I trust, at this precise moment in time, that Mr Fenty is in his office tapping away on the Easyjet web site booking you all one-way flights to Zurich, complete with an overnight stay with our cheese eating friends at Dignitas. Don’t bother packing your toothbrush – you won’t need it.

In the event that our beloved chairman can’t afford the expense (understandable given that he’s soon going to have to assemble a new squad from scratch), then I am prepared to sell my family (including my unborn child) to a dubious consortium of Middle Eastern businessmen in order to pay for the flights. Christ, I’ll drive you there myself, one-by one, without sleep, if I have to.

Failing that, understanding that most dubious Middle Eastern businessmen are tied-up purchasing Premier League football clubs, I ask you to please take matters into your hands. Use your imagination, guys – strangle yourselves or cover yourself in tinfoil and take a fork to a nearby plug socket, or something. Just put yourselves and us fans out of our collective misery.

So, in summary, you pack of repugnant, sputum-filled, invertebrate bastards; leave this club now and don’t you fu-cking dare look back.
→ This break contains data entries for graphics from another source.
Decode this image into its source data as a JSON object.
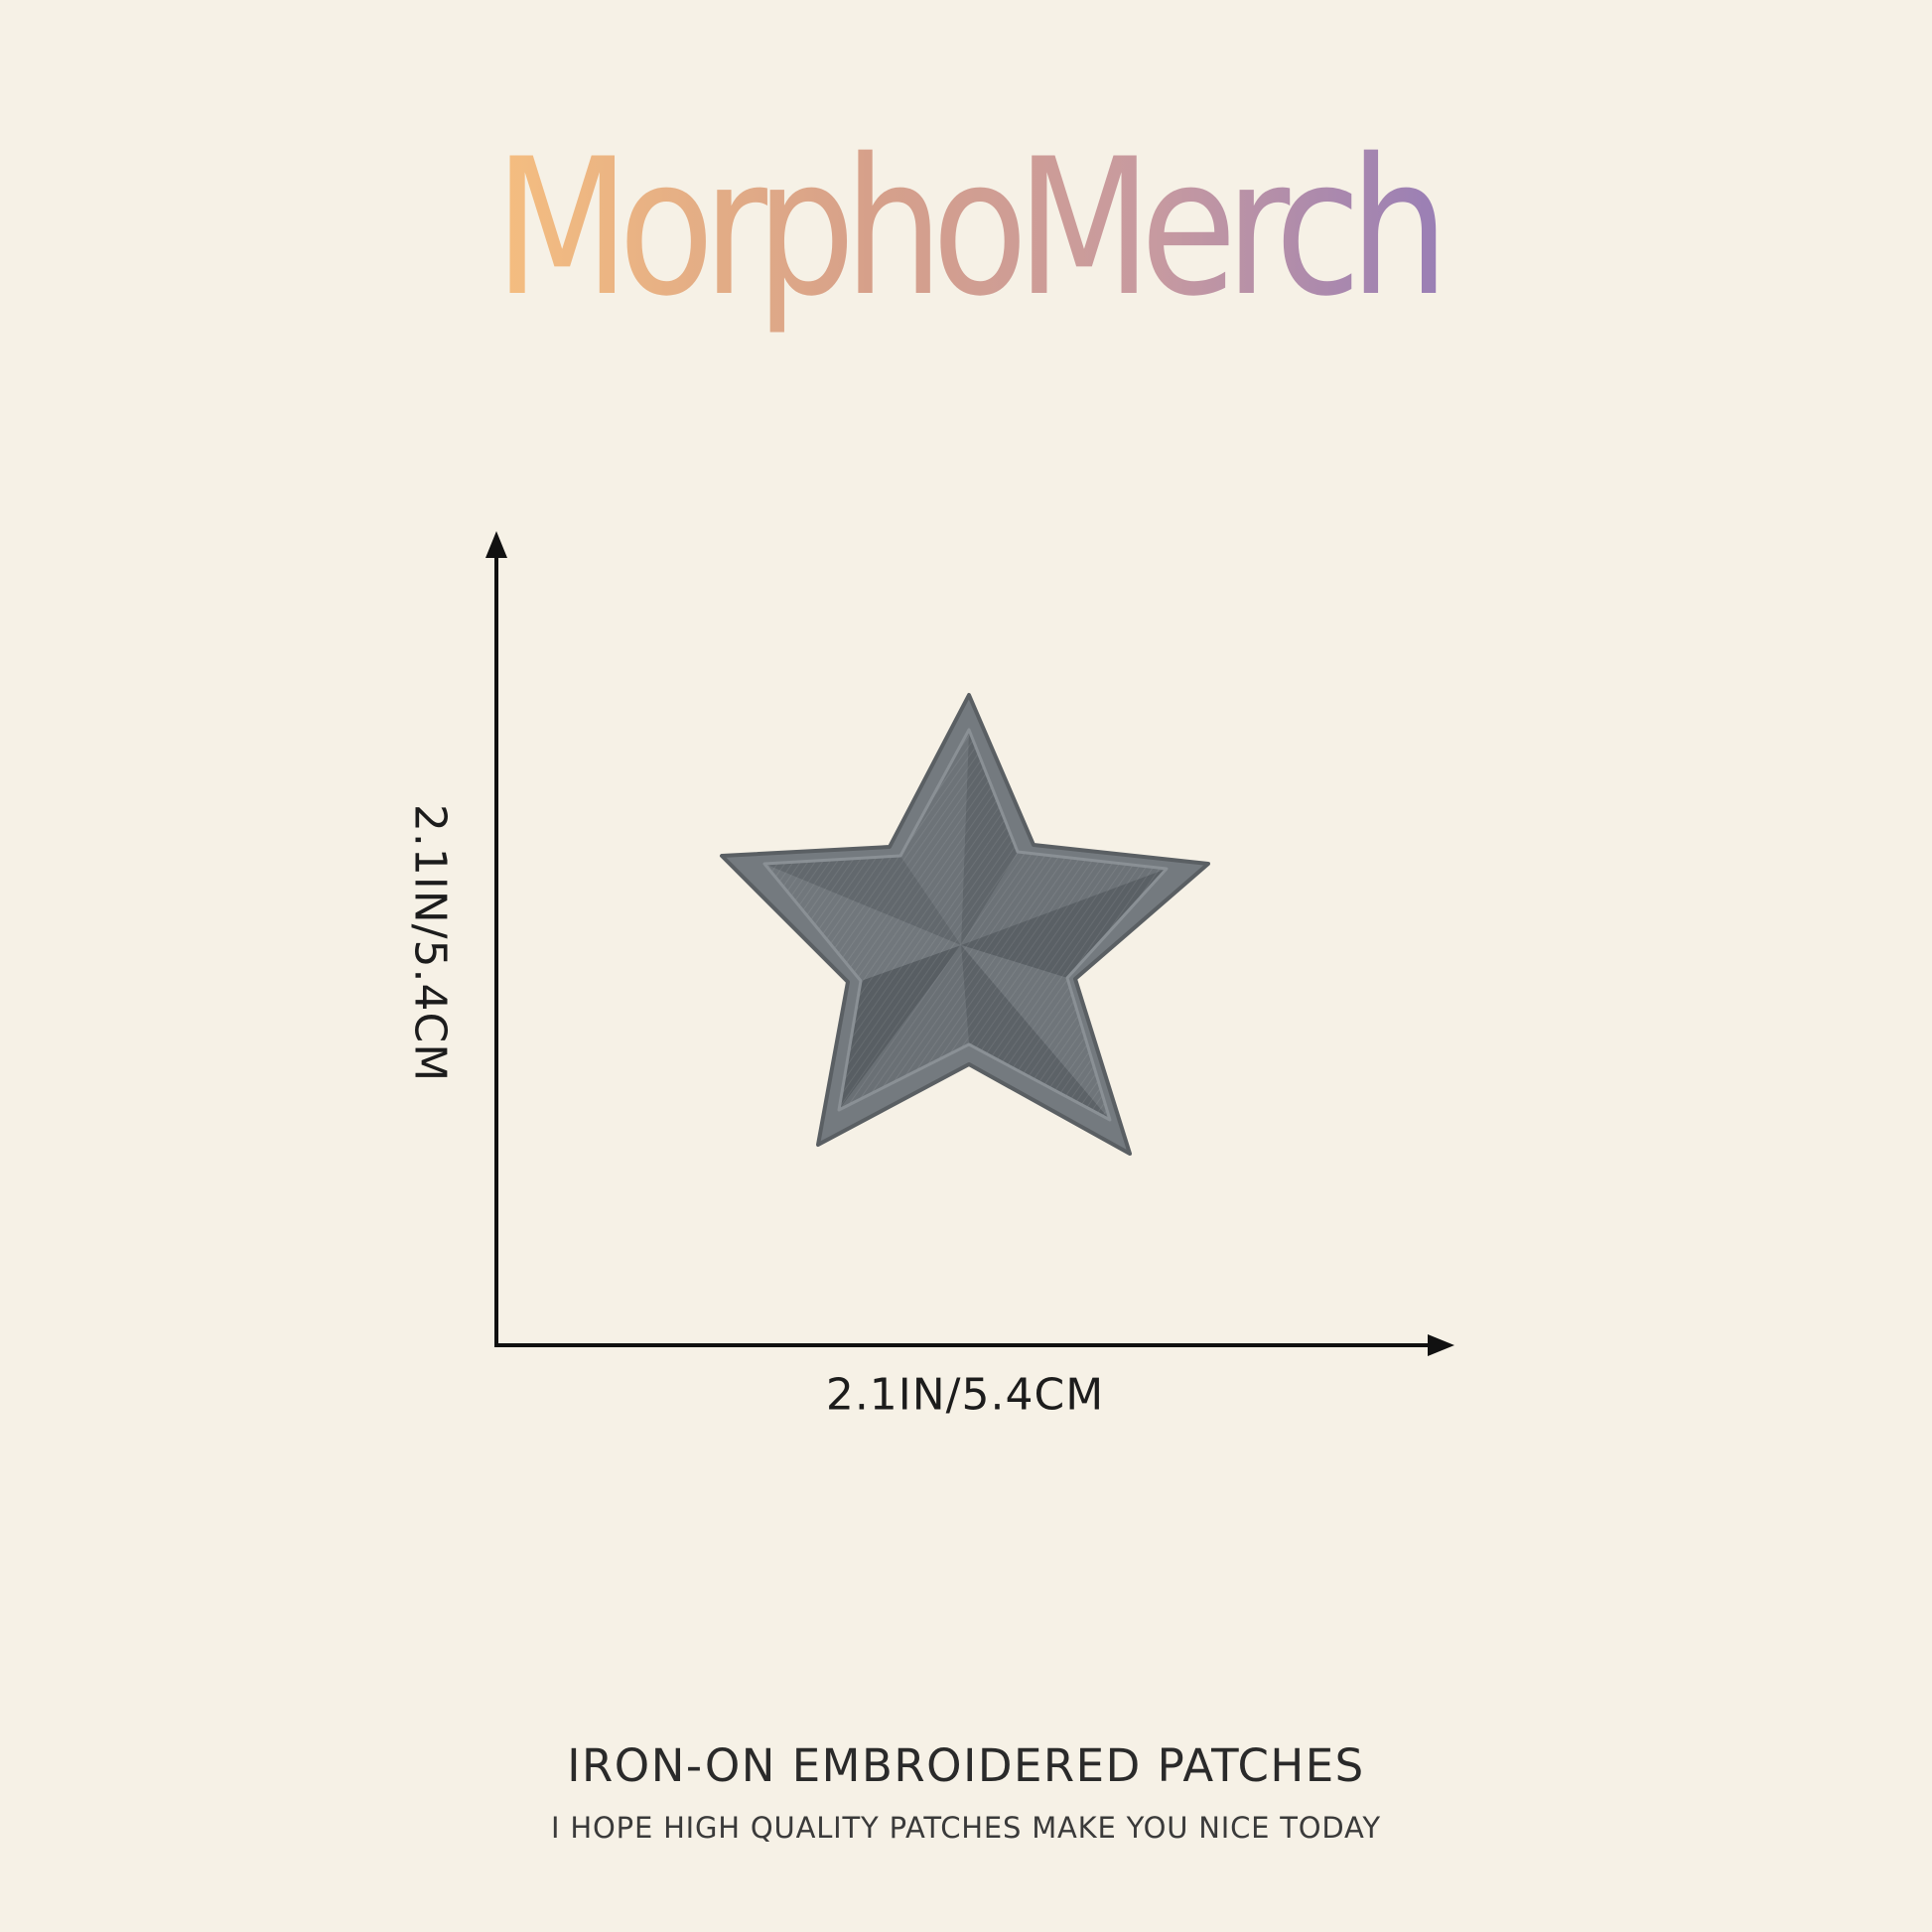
{
  "brand": {
    "name": "MorphoMerch",
    "gradient_colors": [
      "#f5be80",
      "#d6a08a",
      "#c79aa0",
      "#9a7fb5"
    ]
  },
  "product_image": {
    "icon": "star-patch-icon",
    "color": "#6e7479"
  },
  "dimensions": {
    "height_label": "2.1IN/5.4CM",
    "width_label": "2.1IN/5.4CM"
  },
  "footer": {
    "title": "IRON-ON EMBROIDERED PATCHES",
    "subtitle": "I HOPE HIGH QUALITY PATCHES MAKE YOU NICE TODAY"
  },
  "colors": {
    "background": "#f6f1e6",
    "text": "#1c1c1c"
  }
}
You’ve consistently demonstrated less passion and desire than can commonly be found within the contents of a sloth’s scrotum, so frankly you can just all fu-ck off – don’t pass go, don’t collect your wages, don’t ever come back to this town again.

I look forward to you serving me at my local McDonald’s drive-thru in the near future.

Yours sincerely


A very disillusioned Mariner
 
Above is a prime example of what can happen when you keep your anger all locked up inside........
 
complete with an overnight stay with our cheese eating friends at Dignitas. Don’t bother packing your toothbrush – you won’t need it

:lol:

I hope this one is real.
 
Carlo+Cudicini.jpeg



Tottenham goalkeeper Carlo Cudicini breaks both his wrists and pelvis while riding his BMW motorbike.

He was in a collision with a Ford Fiesta driven by a Liverpool supporter.